Back in January 2010, my life as a writer took a step in a much more serious direction when I started my first day of graduate school. I had applied and been accepted into the Master of Arts in English program at Mount Mary University (known as Mount Mary College then) and was ready to get my then-current WIP into better shape. By the end of that first semester, I had grown by leaps and bounds and I knew I was where I needed to be. Beyond that semester, I only continued to grow as a writer and as a person. In December 2011, I graduated with one completed novel manuscript and half of a second, multiple short stories, and had been persuaded to apply to one of the top low-residency MFA programs in the country for creative writing (to which I would later be accepted). 

I could write volumes about how this specific program changed my life as a writer, how it influenced my writing, and how it helped me develop into the writer I am. My professors, advisors, and peers at MMU have meant so much to me in the years since I left the program and I’m so thankful for the time I spent with all of them. I wouldn’t be where I am or who I am without their friendship and guidance.

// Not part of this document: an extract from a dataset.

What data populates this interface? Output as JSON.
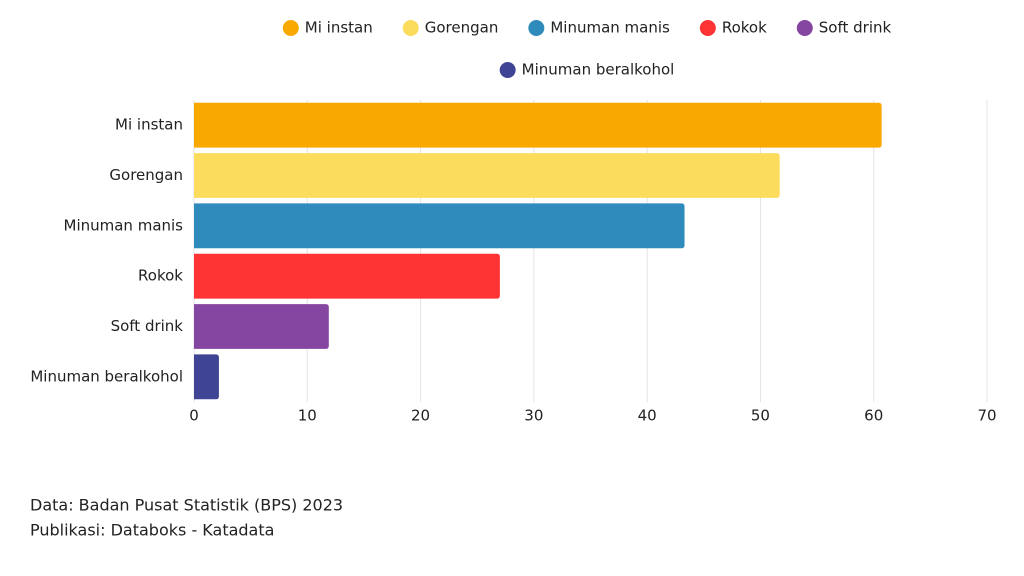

Sadly, in April of this year, the powers-that-be at Mount Mary University decided that it was no longer important to fund a graduate-level degree in creative writing. The following letter was sent to current students in the program:



I learned of this disappointing decision (and this letter) through a Facebook group I belong to, as alumni weren’t notified. I found that to be even more disappointing. 

It’s sadly no secret that liberal arts are constantly undervalued and overlooked across all levels of education. Grade schools are cutting after-school reading programs. High schools are cutting art and music programs in favor of sports. 

Here, in this specific instance, it’s hitting close to home. I may not be a student anymore, but the idea that this fantastic program will no longer be available to others looking to further their own writing and education as writers is truly a sad thought. And while I’ll get over this eventually, what will be the hardest to move past is the fact that I’ve lost a small part of myself as a writer. 

The death of this program is the death of a very small part of who I am and that is what hurts the most. I know I’m not alone in feeling this way, and it’s truly disheartening that Dr. Pharr and the others at MMU who voted to dissolve this program have chosen to ignore this. 

Thank you for everything, Mount Mary University M.A. in English program faculty and staff. I’m truly grateful for all you taught me and done for me. My time in the program was invaluable.